Achieving Flight: Discerning Between Correlation And Causality in American Healthcare

In the opening chapters of How Will You Measure Your Life, Clayton Christensen illustrates why hundreds of years of attempts to fly were unsuccessful and what changed that got the Wright Brothers off of the ground.

“Early researchers observed strong correlations between being able to fly and having feathers and wings. Stories of men attempting to fly by strapping on wings date back hundreds of years. They were replicating what they believed allowed birds to soar: wings and feathers.

“Possessing these attributes had a high correlation—a connection between two things—with the ability to fly, but when humans attempted to follow what they believed were “best practices” of the most successful fliers by strapping on wings, then jumping off cathedrals and flapping hard … they failed. The mistake was that although feathers and wings were correlated with flying, the would-be aviators did not understand the fundamental causal mechanism—what actually causes something to happen—that enabled certain creatures to fly.”

“The real breakthrough in human flight didn’t come from crafting better wings or using more feathers. It was brought about by Dutch-Swiss mathematician Daniel Bernoulli and his book Hydrodynamica, a study of fluid mechanics. In 1738, he outlined what was to become known as Bernoulli’s principle, a theory that, when applied to flight, explained the concept of lift. We had gone from correlation (wings and feathers) to causality (lift).”

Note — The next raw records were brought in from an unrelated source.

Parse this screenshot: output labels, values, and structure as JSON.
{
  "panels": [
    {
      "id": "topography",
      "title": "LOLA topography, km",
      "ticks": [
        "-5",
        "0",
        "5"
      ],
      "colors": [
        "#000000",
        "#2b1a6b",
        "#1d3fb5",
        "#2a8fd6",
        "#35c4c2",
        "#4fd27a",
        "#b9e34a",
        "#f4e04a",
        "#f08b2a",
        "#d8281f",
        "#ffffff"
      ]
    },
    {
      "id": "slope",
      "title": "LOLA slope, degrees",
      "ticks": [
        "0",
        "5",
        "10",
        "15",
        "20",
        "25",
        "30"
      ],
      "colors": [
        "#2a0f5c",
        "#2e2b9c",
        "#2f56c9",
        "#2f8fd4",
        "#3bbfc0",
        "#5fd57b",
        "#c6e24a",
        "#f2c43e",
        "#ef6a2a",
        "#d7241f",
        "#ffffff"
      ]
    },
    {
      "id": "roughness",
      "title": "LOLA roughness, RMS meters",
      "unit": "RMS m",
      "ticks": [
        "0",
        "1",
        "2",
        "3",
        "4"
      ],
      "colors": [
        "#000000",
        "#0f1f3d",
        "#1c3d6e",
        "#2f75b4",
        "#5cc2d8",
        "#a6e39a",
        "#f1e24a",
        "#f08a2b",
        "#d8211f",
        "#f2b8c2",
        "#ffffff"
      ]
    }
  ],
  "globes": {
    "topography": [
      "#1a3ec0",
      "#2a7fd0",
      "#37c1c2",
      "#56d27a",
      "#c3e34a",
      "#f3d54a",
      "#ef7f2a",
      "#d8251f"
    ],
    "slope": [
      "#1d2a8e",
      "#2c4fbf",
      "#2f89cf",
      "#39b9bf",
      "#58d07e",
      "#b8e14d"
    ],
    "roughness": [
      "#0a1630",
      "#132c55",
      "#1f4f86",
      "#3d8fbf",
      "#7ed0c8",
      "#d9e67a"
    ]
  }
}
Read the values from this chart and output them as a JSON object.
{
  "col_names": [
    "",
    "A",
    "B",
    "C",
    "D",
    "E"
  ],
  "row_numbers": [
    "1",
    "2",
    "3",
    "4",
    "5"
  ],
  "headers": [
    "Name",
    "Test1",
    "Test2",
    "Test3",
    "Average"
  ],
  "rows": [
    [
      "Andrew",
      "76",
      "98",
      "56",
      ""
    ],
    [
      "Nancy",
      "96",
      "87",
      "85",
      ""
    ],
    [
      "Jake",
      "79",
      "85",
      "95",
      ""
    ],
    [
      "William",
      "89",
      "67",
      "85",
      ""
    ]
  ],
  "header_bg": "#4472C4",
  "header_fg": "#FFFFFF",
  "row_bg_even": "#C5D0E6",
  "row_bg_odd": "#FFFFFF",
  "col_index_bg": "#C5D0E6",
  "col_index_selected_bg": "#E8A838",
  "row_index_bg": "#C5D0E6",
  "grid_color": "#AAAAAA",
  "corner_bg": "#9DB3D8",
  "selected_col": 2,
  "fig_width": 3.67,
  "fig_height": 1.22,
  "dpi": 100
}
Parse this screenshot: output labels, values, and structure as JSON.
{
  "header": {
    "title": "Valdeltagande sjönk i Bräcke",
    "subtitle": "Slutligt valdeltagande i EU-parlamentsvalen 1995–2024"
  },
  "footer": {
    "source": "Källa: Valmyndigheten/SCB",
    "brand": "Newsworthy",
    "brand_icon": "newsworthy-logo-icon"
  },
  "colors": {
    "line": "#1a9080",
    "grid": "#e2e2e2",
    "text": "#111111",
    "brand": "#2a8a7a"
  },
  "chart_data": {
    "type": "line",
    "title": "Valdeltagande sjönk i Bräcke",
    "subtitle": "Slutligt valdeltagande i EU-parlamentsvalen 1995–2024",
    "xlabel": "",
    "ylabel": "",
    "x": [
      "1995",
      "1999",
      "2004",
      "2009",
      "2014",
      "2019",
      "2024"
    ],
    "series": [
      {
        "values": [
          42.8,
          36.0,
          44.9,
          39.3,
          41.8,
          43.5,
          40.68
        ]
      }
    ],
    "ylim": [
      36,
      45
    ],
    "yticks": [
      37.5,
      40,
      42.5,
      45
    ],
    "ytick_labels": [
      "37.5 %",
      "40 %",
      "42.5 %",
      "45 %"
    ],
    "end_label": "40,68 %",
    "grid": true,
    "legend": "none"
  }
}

Reading through the passage, I immediately connected this principle with the US’s attempts to implement a national healthcare system.

Now, currently, no policy makers are making moves on Medicare for All. The country is nine weeks into a pandemic. Some states are slowly and cautiously reopening, and it seems we’re going to be in The Dance for another six to eighteen months. Oh, and in case you’ve forgotten, we’re six months away from a presidential election. Medicare for All isn’t at the top of our list of problems.

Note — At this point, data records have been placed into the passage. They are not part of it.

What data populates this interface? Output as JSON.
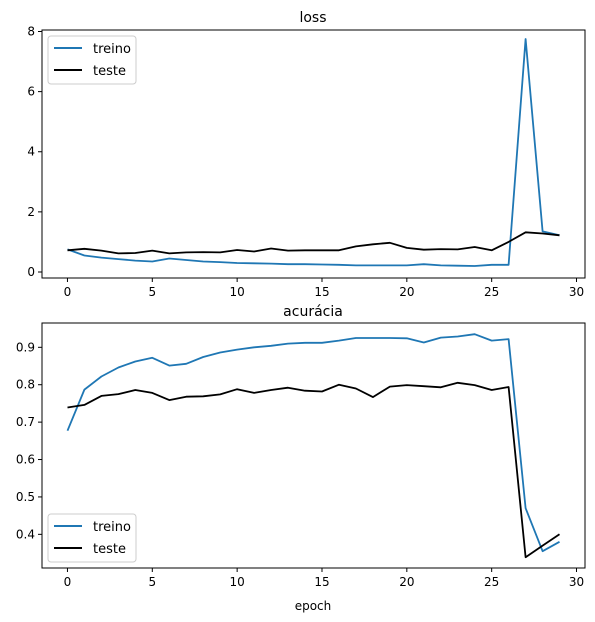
{
  "chart_data": [
    {
      "type": "line",
      "title": "loss",
      "xlabel": "",
      "ylabel": "",
      "xlim": [
        -1.5,
        30.5
      ],
      "ylim": [
        -0.2,
        8.05
      ],
      "xticks": [
        0,
        5,
        10,
        15,
        20,
        25,
        30
      ],
      "yticks": [
        0,
        2,
        4,
        6,
        8
      ],
      "grid": false,
      "legend_position": "top-left",
      "x": [
        0,
        1,
        2,
        3,
        4,
        5,
        6,
        7,
        8,
        9,
        10,
        11,
        12,
        13,
        14,
        15,
        16,
        17,
        18,
        19,
        20,
        21,
        22,
        23,
        24,
        25,
        26,
        27,
        28,
        29
      ],
      "series": [
        {
          "name": "treino",
          "color": "#1f77b4",
          "values": [
            0.75,
            0.55,
            0.48,
            0.43,
            0.38,
            0.35,
            0.45,
            0.4,
            0.35,
            0.33,
            0.3,
            0.29,
            0.28,
            0.26,
            0.26,
            0.25,
            0.24,
            0.22,
            0.22,
            0.22,
            0.22,
            0.26,
            0.22,
            0.21,
            0.2,
            0.24,
            0.24,
            7.75,
            1.35,
            1.22
          ]
        },
        {
          "name": "teste",
          "color": "#000000",
          "values": [
            0.72,
            0.77,
            0.71,
            0.62,
            0.63,
            0.71,
            0.62,
            0.65,
            0.66,
            0.65,
            0.73,
            0.68,
            0.78,
            0.71,
            0.72,
            0.72,
            0.72,
            0.85,
            0.92,
            0.97,
            0.8,
            0.74,
            0.76,
            0.75,
            0.83,
            0.72,
            1.0,
            1.32,
            1.28,
            1.22
          ]
        }
      ]
    },
    {
      "type": "line",
      "title": "acurácia",
      "xlabel": "epoch",
      "ylabel": "",
      "xlim": [
        -1.5,
        30.5
      ],
      "ylim": [
        0.31,
        0.965
      ],
      "xticks": [
        0,
        5,
        10,
        15,
        20,
        25,
        30
      ],
      "yticks": [
        0.4,
        0.5,
        0.6,
        0.7,
        0.8,
        0.9
      ],
      "grid": false,
      "legend_position": "bottom-left",
      "x": [
        0,
        1,
        2,
        3,
        4,
        5,
        6,
        7,
        8,
        9,
        10,
        11,
        12,
        13,
        14,
        15,
        16,
        17,
        18,
        19,
        20,
        21,
        22,
        23,
        24,
        25,
        26,
        27,
        28,
        29
      ],
      "series": [
        {
          "name": "treino",
          "color": "#1f77b4",
          "values": [
            0.677,
            0.787,
            0.822,
            0.846,
            0.862,
            0.872,
            0.851,
            0.856,
            0.874,
            0.886,
            0.894,
            0.9,
            0.904,
            0.91,
            0.912,
            0.912,
            0.918,
            0.925,
            0.925,
            0.925,
            0.924,
            0.913,
            0.926,
            0.929,
            0.935,
            0.918,
            0.922,
            0.47,
            0.355,
            0.38
          ]
        },
        {
          "name": "teste",
          "color": "#000000",
          "values": [
            0.739,
            0.746,
            0.77,
            0.775,
            0.786,
            0.778,
            0.759,
            0.768,
            0.769,
            0.774,
            0.788,
            0.778,
            0.786,
            0.792,
            0.784,
            0.782,
            0.8,
            0.79,
            0.767,
            0.795,
            0.799,
            0.796,
            0.793,
            0.805,
            0.799,
            0.786,
            0.794,
            0.339,
            0.37,
            0.4
          ]
        }
      ]
    }
  ]
}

But once the political and healthcare dust has settled, the debate (or online rage-fest) of a national healthcare system will startup again. I wouldn’t be surprised to see both sides using the pandemic to support their position.

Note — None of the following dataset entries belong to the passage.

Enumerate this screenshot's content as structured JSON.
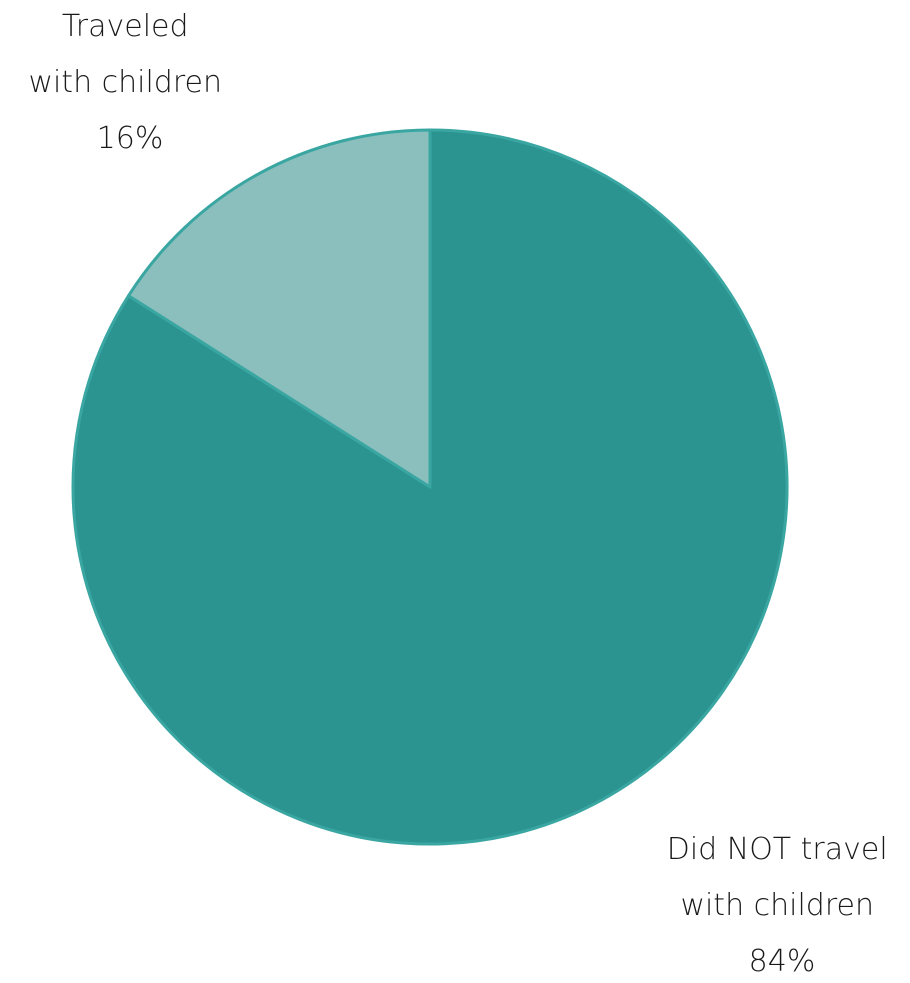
{
  "chart_data": {
    "type": "pie",
    "categories": [
      "Did NOT travel with children",
      "Traveled with children"
    ],
    "values": [
      84,
      16
    ],
    "colors": [
      "#2c9490",
      "#8bbfbd"
    ],
    "slices": [
      {
        "label_lines": [
          "Did NOT travel",
          "with children"
        ],
        "value_text": "84%"
      },
      {
        "label_lines": [
          "Traveled",
          "with children"
        ],
        "value_text": "16%"
      }
    ]
  }
}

After reading the above passage from Christensen, I wondered. Would mimicking what other countries have done be like strapping wings on American healthcare system? Or would it be like applying the principles of lift? Will doing what other countries have done solve our problems?

What exactly are the problems the US system faces?

For one, value (measured in quality over cost) is low. Costs are higher than anywhere else in the OECD countries. And for all that extra money, outcomes seem about the same or worse. Second, roughly 27.5 million Americans (about 8.5%) are uninsured, which distributes costs to the rest of the system. Third, the incentives between who payers, patients, and providersmeans that consumers and providers often make decisions free of the monetary consequences of their choices, decreasing the power of free market tactics to cutting costs or improving quality.

In addition to our system’s issues, the US is unlike other OECD countries in its geographic and medical makeup. At 327.2 million citizens, we’re fifty times larger than the UK (6.5 million), and sixty times larger than Norway (5.5 million). About sixty million Americans (19.3%) live in rural areas where expensive healthcare services are harder to efficiently distribute. Add to the population issues a host of medical problems the country struggles with. For example, we’re close to the top of the list of most obese countries, with 36.2% of the population at a Body Mass Index of 30 or higher. Compare that to Canada (29.2%), Mexico (28.9%), and the UK (27.8%).

The unique problems and characteristics of the United States are significant. The ideal US healthcare system will need to be different from those of other countries that don’t share similar challenges. In other words, policy makers will need to craft incentives and systems to suit our unique situation in order to achieve flight, and not just mimick the surface characteristic of the healthcare systems of the OECD countries.